KARACHI: Imagine the British reaction when they looked at India’s higgledy-piggledy bazaars and winding, narrow ‘slums’. A colonial officer once wrote something along the lines of how the natives had such bad habits that unless they were closely watched, they would cover the whole neighbourhood with “filth”. For this foreign civilising force, these local conditions were emblematic of moral degeneracy as well.
Some British officers believed that if the urban landscape could be changed, they could mould the behaviour and quality of Indian society. What further proof that this formula worked than the example cited by one officer. According to him, railway employees living in new ‘model’ houses survived a 1904 plague epidemic in Punjab better than the poorly housed colleagues.
As a result of this kind of thinking, the colonial state undertook several ‘model’ projects in Punjab. William Glover of the University of Michigan, an architecture expert who has written extensively on Lahore, provides an excellent view into this mindset in a 2005 paper. He gives details of how the British built several new villages along model lines in the canal-irrigated districts. There were also largely unsuccessful attempts to turn Lahore’s Mozang neighbourhood into a model sanitary village in the 1890s. Our colonial rulers even built model villages in order to contain semi-nomadic tribes who they felt were criminal by nature.
It is small wonder then that when the Indians themselves undertook projects some of them almost perfectly replicated British models. But as Glover points out, they did not necessarily have the same social effect. He gives Model Town as one of these examples that were conceived and built by and for Indian residents according to what was considered then a progressive European model.
The origins of this particular model were highlighted in a paper by Abid Mehmood and Alex Franklin of the University of Cardiff presented at the eighth seminar on urban and regional planning at Karachi’s NED University on March 30.
As it turns out, Model Town in Lahore was built faithfully close to the idea of the Garden City in 1921. The Garden City was the brainchild of a man called Ebenezer Howard. According to Glover, in his book Making Lahore Modern, the “guiding force” behind Model Town’s creation was a man called Diwan Khem Chand, a barrister who studied for the bar in England in 1909, and was an admirer of Howard’s ideals.
This settlement was meant for middle-class Indian residents of Lahore who were largely retired provincial and municipal government employees. It was financed by private subscription through a limited partnership company of The Model Town Cooperative Society.

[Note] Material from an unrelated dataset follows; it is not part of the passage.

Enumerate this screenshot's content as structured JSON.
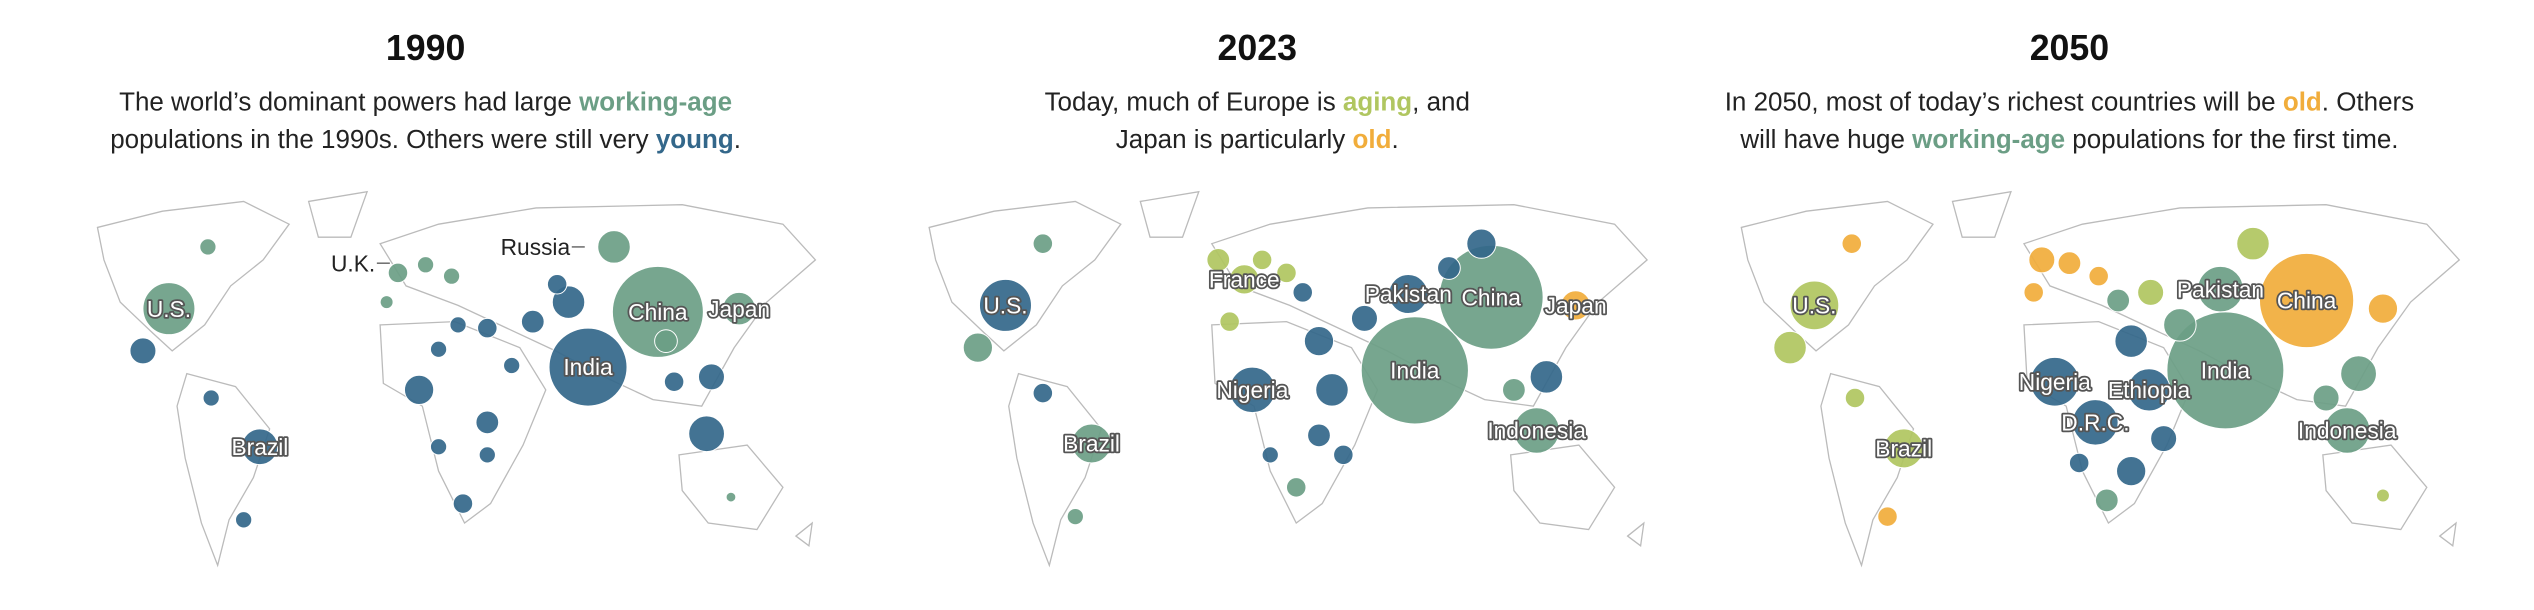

The planners literally copied Howard’s diagram with its circular geometry, radial streets and symmetric constructions. The ‘Garden City’ model proposed a maximum of just 32,000 inhabitants and 5,500 buildings.
What emerged though was that the Indian residents who came to live in Model Town made it their own. For example, while the homes were built as single level British bungalows, by the mid-1930s the inhabitants built a second floor as more than one generation had to be accommodated in this family set-up. Because there was little mixing of the sexes, the men and women took their walks at separate times during the day. Even though there were club houses, social events mostly consisted, writes Glover quoting an old resident, of “weddings, and head-shavings”.
But should this idea be used elsewhere in Pakistan. “I agree that countries like Pakistan with increasing population density and higher rates of urbanisation need new towns and more houses,” Mehmood told The Express Tribune. “[But] instead of following Howard … we should take [these models] as guiding principles, and develop our own models based on the ethnic, religious, cultural, etc diversity of the ‘place’ as in Karachi, or in Lahore.”
As it turned out, Model Town became a self-contained environment for the well heeled. “So, it was quite close to the eco-towns of today with a sterile and self-reliant elite community, away from the common masses,” adds Mehmood. According to him, we do not seem to have any shortage of isolated, secured and gated communities and housing schemes. “The challenge is to bring people (from various social, ethnic and economic strata) together and provide the necessities of life.”
The image of a perfect, isolated and sterile suburb somehow doesn’t paint the picture of close-knit community. Additionally, planners have to ensure that these suburbs have strong public transport links to the centre of the city, jobs close by and enough recreation. As Karachi’s Taiser Town fiasco to rehouse the families dislocated by the Lyari Expressway demonstrated, simply uprooting people and putting them on the edge of a city doesn’t make for good urban planning.
Published in The Express Tribune, April 15th, 2013.